Pascal Smet, the regional foreign affairs minister for the Belgian capital Brussels, has resigned after igniting a political firestorm by issuing invitations to delegates from Russia and Iran to attend an urban growth summit.
Smet, a member of the Flemish socialist party Vooruit, was criticized in Belgium for inviting the ultra-conservative Tehran mayor, Alireza Zakani, as well as 14 Iranian officials to the Brussels Urban Summit. Smet also extended invitations to two Russian delegates from Kazan to the convention, which ran from June 12 to 15.
“I have decided to resign,” Smet said at a news conference on Sunday. He also claimed that it had been a “mistake” for the Brussels government to fund the all-expenses-paid trips.
“With Belgian money, we’re paying for hotel nights for the Iranian mayor and a Russian representative – this is unacceptable,” Smet said. He blamed the situation on an “employee [who] made the wrong call,” and said he had asked the organizers of the event to “bear these costs.”

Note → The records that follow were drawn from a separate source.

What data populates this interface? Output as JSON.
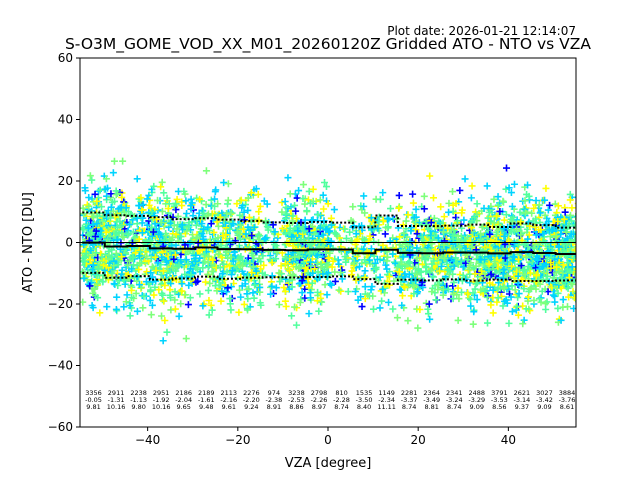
{
  "chart_data": {
    "type": "scatter",
    "title": "S-O3M_GOME_VOD_XX_M01_20260120Z Gridded ATO - NTO vs VZA",
    "plot_date": "Plot date: 2026-01-21 12:14:07",
    "xlabel": "VZA [degree]",
    "ylabel": "ATO - NTO [DU]",
    "xlim": [
      -55,
      55
    ],
    "ylim": [
      -60,
      60
    ],
    "xticks": [
      -40,
      -20,
      0,
      20,
      40
    ],
    "yticks": [
      -60,
      -40,
      -20,
      0,
      20,
      40,
      60
    ],
    "xtick_labels": [
      "−40",
      "−20",
      "0",
      "20",
      "40"
    ],
    "ytick_labels": [
      "−60",
      "−40",
      "−20",
      "0",
      "20",
      "40",
      "60"
    ],
    "marker": "+",
    "point_colors": [
      "#0000ff",
      "#00d4ff",
      "#7dff7a",
      "#ffff00",
      "#52ff9e"
    ],
    "bin_centers": [
      -52,
      -47,
      -42,
      -37,
      -32,
      -27,
      -22,
      -17,
      -12,
      -7,
      -2,
      3,
      8,
      13,
      18,
      23,
      28,
      33,
      38,
      43,
      48,
      53
    ],
    "counts": [
      "3356",
      "2911",
      "2238",
      "2951",
      "2186",
      "2189",
      "2113",
      "2276",
      "974",
      "3238",
      "2798",
      "810",
      "1535",
      "1149",
      "2281",
      "2364",
      "2341",
      "2488",
      "3791",
      "2621",
      "3027",
      "3884"
    ],
    "means": [
      "-0.05",
      "-1.31",
      "-1.13",
      "-1.92",
      "-2.04",
      "-1.61",
      "-2.16",
      "-2.20",
      "-2.38",
      "-2.53",
      "-2.26",
      "-2.28",
      "-3.50",
      "-2.34",
      "-3.37",
      "-3.49",
      "-3.24",
      "-3.29",
      "-3.53",
      "-3.14",
      "-3.42",
      "-3.76"
    ],
    "stds": [
      "9.81",
      "10.16",
      "9.80",
      "10.16",
      "9.65",
      "9.48",
      "9.61",
      "9.24",
      "8.91",
      "8.86",
      "8.97",
      "8.74",
      "8.40",
      "11.11",
      "8.74",
      "8.81",
      "8.74",
      "9.09",
      "8.56",
      "9.37",
      "9.09",
      "8.61"
    ],
    "mean_line": {
      "x": [
        -52,
        -47,
        -42,
        -37,
        -32,
        -27,
        -22,
        -17,
        -12,
        -7,
        -2,
        3,
        8,
        13,
        18,
        23,
        28,
        33,
        38,
        43,
        48,
        53
      ],
      "y": [
        -0.05,
        -1.31,
        -1.13,
        -1.92,
        -2.04,
        -1.61,
        -2.16,
        -2.2,
        -2.38,
        -2.53,
        -2.26,
        -2.28,
        -3.5,
        -2.34,
        -3.37,
        -3.49,
        -3.24,
        -3.29,
        -3.53,
        -3.14,
        -3.42,
        -3.76
      ]
    },
    "std_upper": [
      9.76,
      8.85,
      8.67,
      8.24,
      7.61,
      7.87,
      7.45,
      7.04,
      6.53,
      6.33,
      6.71,
      6.46,
      4.9,
      8.77,
      5.37,
      5.32,
      5.5,
      5.8,
      5.03,
      6.23,
      5.67,
      4.85
    ],
    "std_lower": [
      -9.86,
      -11.47,
      -10.93,
      -12.08,
      -11.69,
      -11.09,
      -11.77,
      -11.44,
      -11.29,
      -11.39,
      -11.23,
      -11.02,
      -11.9,
      -13.45,
      -12.11,
      -12.3,
      -11.98,
      -12.38,
      -12.09,
      -12.51,
      -12.51,
      -12.37
    ]
  }
}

Smet told the Brussels parliament last week that he had had no contact with the Iranians at the summit, and that he would have withdrawn the invitation had he been notified of objections by Belgian lawmakers. However, he was met with criticism from members of his own party as well as opposition politicians, ostensibly for failing to request an explanation from the Tehran officials for perceived abuses conducted by Iran.
Meanwhile, Belgium’s foreign affairs minister, Hadja Lahbib, is also facing calls to resign after her ministry granted visas to the Iranian and Russian visitors. The scandal came not long after Belgian NGO worker Olivier Vandecasteele was released from prison in Iran.
Vandecasteele had been accused in February of last year of spying and was sentenced in January to 40 years in prison and 74 lashes. He was released in a prisoner exchange arrangement which also saw Iranian national Asadollah Assadi return to Iran. Assadi was sentenced to 20 years in prison in 2021 in connection with a failed bomb plot in France.
Both countries claimed that the charges against their citizens were spurious.